Aujourd’hui, le Souljazz attire l’attention des connaisseurs, musiciens et critiques: "Étant donné que nous jouerons ensemble à Calgary au mois d’août, le claviériste de Fela m’a contacté. Il disait qu’il adorait notre musique, qu’il avait hâte de nous rencontrer. Je lui ai réécrit en lui disant qu’il était un de mes idoles, que j’avais passé plusieurs heures à l’étudier!" s’étonne le claviériste, tout sourire sous le soleil d’Ottawa.

L’orchestre a aussi réchauffé la scène pour Femi Kuti, le fils de l’autre, cet été sur les plaines LeBreton à l’occasion du Bluesfest. Marielle Rivard est restée marquée par sa conversation avec l’homme: "Il est ultracharismatique et très humble en même temps. Il est très digne de qui il est, de sa musique. Il ressemble tellement à son père."

Femi est venu lui-même féliciter le groupe après le concert, un moment inoubliable même si les éloges envers leurs performances se multiplient à la vitesse du son. Parmi eux, celui du DJ Gilles Peterson de la radio BBC1, qui a inclus l’envoûtante Mista President à sa liste des 10 meilleures chansons de 2006. Une visibilité concrète qui se traduit, entre autres, par une participation au prochain Virgin Music Fest à Toronto et l’organisation d’une tournée européenne pour 2008.

"Mais la notoriété, ça peut avoir l’effet contraire. On s’est fait contacter par des multinationales pour mettre notre musique sur leurs produits", déplore Marielle. Une offre que le groupe s’est empressé de rejeter: "Coca-Cola voulait se servir de notre musique pour avoir l’air contre-culturel. Ah! Viens pas m’achaler, là! Vous allez contre tout ce que l’on prône!" ajoute Pierre, peu impressionné par le potentiel lucratif d’une telle alliance. Une intégrité qui appuie l’affirmation du claviériste lorsqu’il soutient qu’il faut beaucoup de discipline pour faire du funk.

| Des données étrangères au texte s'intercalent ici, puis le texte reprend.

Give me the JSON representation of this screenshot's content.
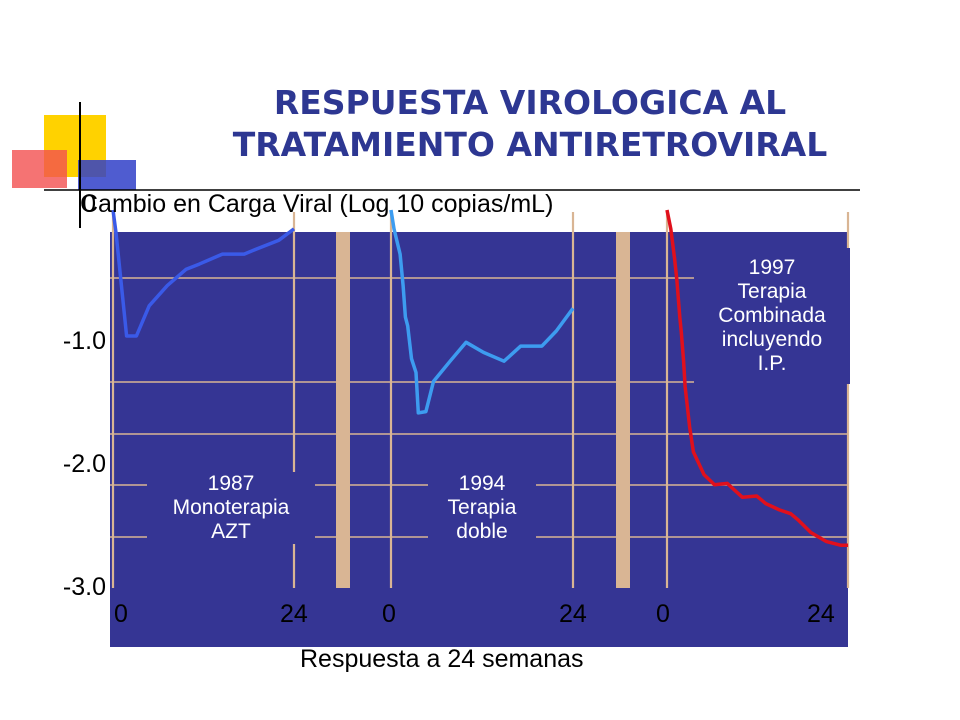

Le groupe prépare un album pour 2008 et a déjà rehaussé son répertoire de quelques pièces. L’expérience acquise dans les derniers mois a porté fruit selon Pierre: "On commence à moins dépendre des invités, à s’appuyer davantage sur nos atouts et à développer notre son." Car c’est maintenant sous son propre nom que le Souljazz est reconnu, la création prenant assurément le pas sur l’interprétation. Comme le remarque Marielle, "on le voit dans les festivals; même si les gens ne connaissent pas l’afrobeat, le soul ou le funk, ceux qui aiment danser passent et sont enveloppés. Ils veulent rester pour bouger avec nous". Là réside toute la force du Souljazz, une présence active qui soulève littéralement l’auditoire, réduisant toujours la ligne qui sépare musique et politique. Fela serait fier.